Namun, upaya Amerika Serikat untuk mengembangkan reaktor semacam itu sejauh ini belum membuahkan hasil. Natrium, yang bereaksi hebat jika terkena air dan udara, sangat mudah terbakar dan sulit ditangani dengan aman. Hal ini menjadi salah satu alasan di balik keputusan AS untuk mengalihkan perhatiannya ke Jepang, yang memiliki fasilitas pengujian kelas dunia dan telah mengumpulkan banyak pengalaman, termasuk kecelakaan.
Yuki Kobayashi, peneliti di Sasakawa Peace Foundation, mengatakan: “Dari sudut pandang mencegah kebocoran teknologi canggih, antara lain, kerja sama dengan Jepang adalah pilihan yang wajar.”
Ketika konfrontasi antara Washington dan Beijing semakin intensif, akan sulit bagi Amerika Serikat untuk bergabung dengan Perancis, yang bekerja sama dengan Tiongkok dalam mengembangkan reaktor generasi berikutnya, tambahnya.
■ Tertinggal
Pilihan bahan bakar merupakan perbedaan paling mencolok antara pendekatan Jepang dan Amerika Serikat.
Amerika Serikat memilih bahan bakar uranium yang diperkaya, yang antara lain digunakan dalam kapal perang bertenaga nuklirnya. Bahan bakar yang tahan lama mengurangi frekuensi pengisian ulang, sehingga memiliki keunggulan dalam hal biaya.
Sementara itu, Jepang memperkirakan akan menggunakan plutonium di setiap reaktor cepat yang dikembangkannya. Bagi Jepang, isu utama dari proyek ini adalah bagaimana mereka dapat memperoleh teknologi yang bermanfaat.
Namun ketidakpastian mengenai rencana pembangunan reaktor cepat masih menjadi masalah. Pemerintah mempunyai strategi untuk mulai mengoperasikan reaktor cepat pengganti Monju sekitar pertengahan abad ke-21, namun rinciannya masih kurang.
Selain itu, strateginya tertinggal dibandingkan negara lain. India berencana untuk memulai operasi komersial reaktor cepat pada sekitar tahun 2025, Rusia pada sekitar tahun 2030 dan Tiongkok pada tahun 2030an.
Pakar industri energi prof. Takeo Kikkawa dari Universitas Internasional Jepang mengatakan pemerintah harus bergerak lebih cepat.
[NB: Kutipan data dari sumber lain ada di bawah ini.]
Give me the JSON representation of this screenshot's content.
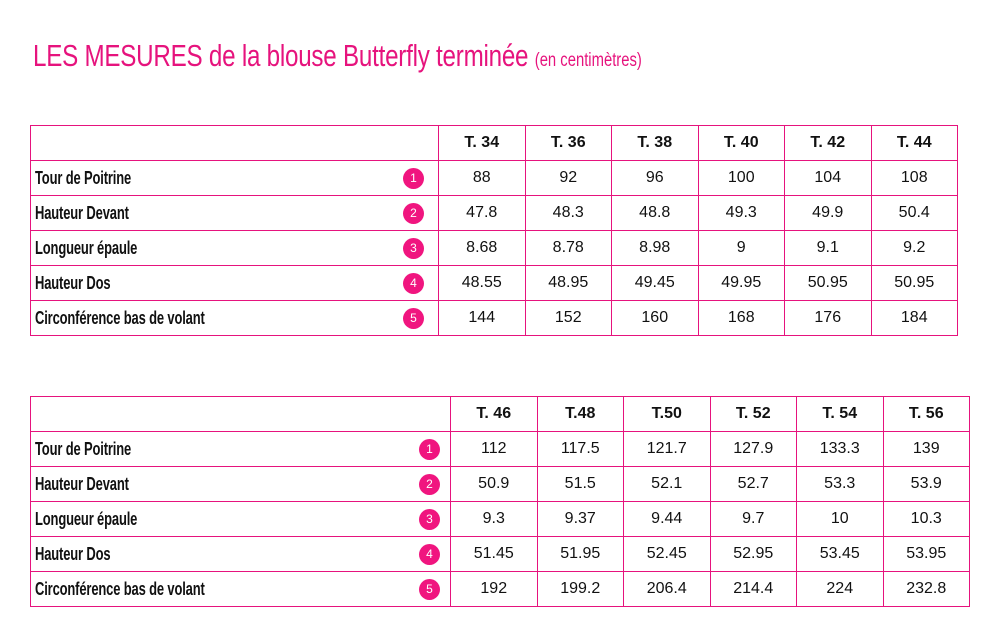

“Jepang harus memiliki reaktor cepatnya sendiri sesegera mungkin untuk memanfaatkan teknologi yang diperoleh melalui kerja sama dengan Amerika Serikat,” kata Kikkawa, yang juga menjabat sebagai wakil rektor universitas tersebut. “Pemerintah bahkan tidak berencana membangun reaktor nuklir konvensional baru atau mengganti reaktor yang sudah ada. Pemerintah harus segera dan secara mendasar meninjau kembali kebijakan tenaga nuklir yang jauh tertinggal dari kebijakan negara lain.”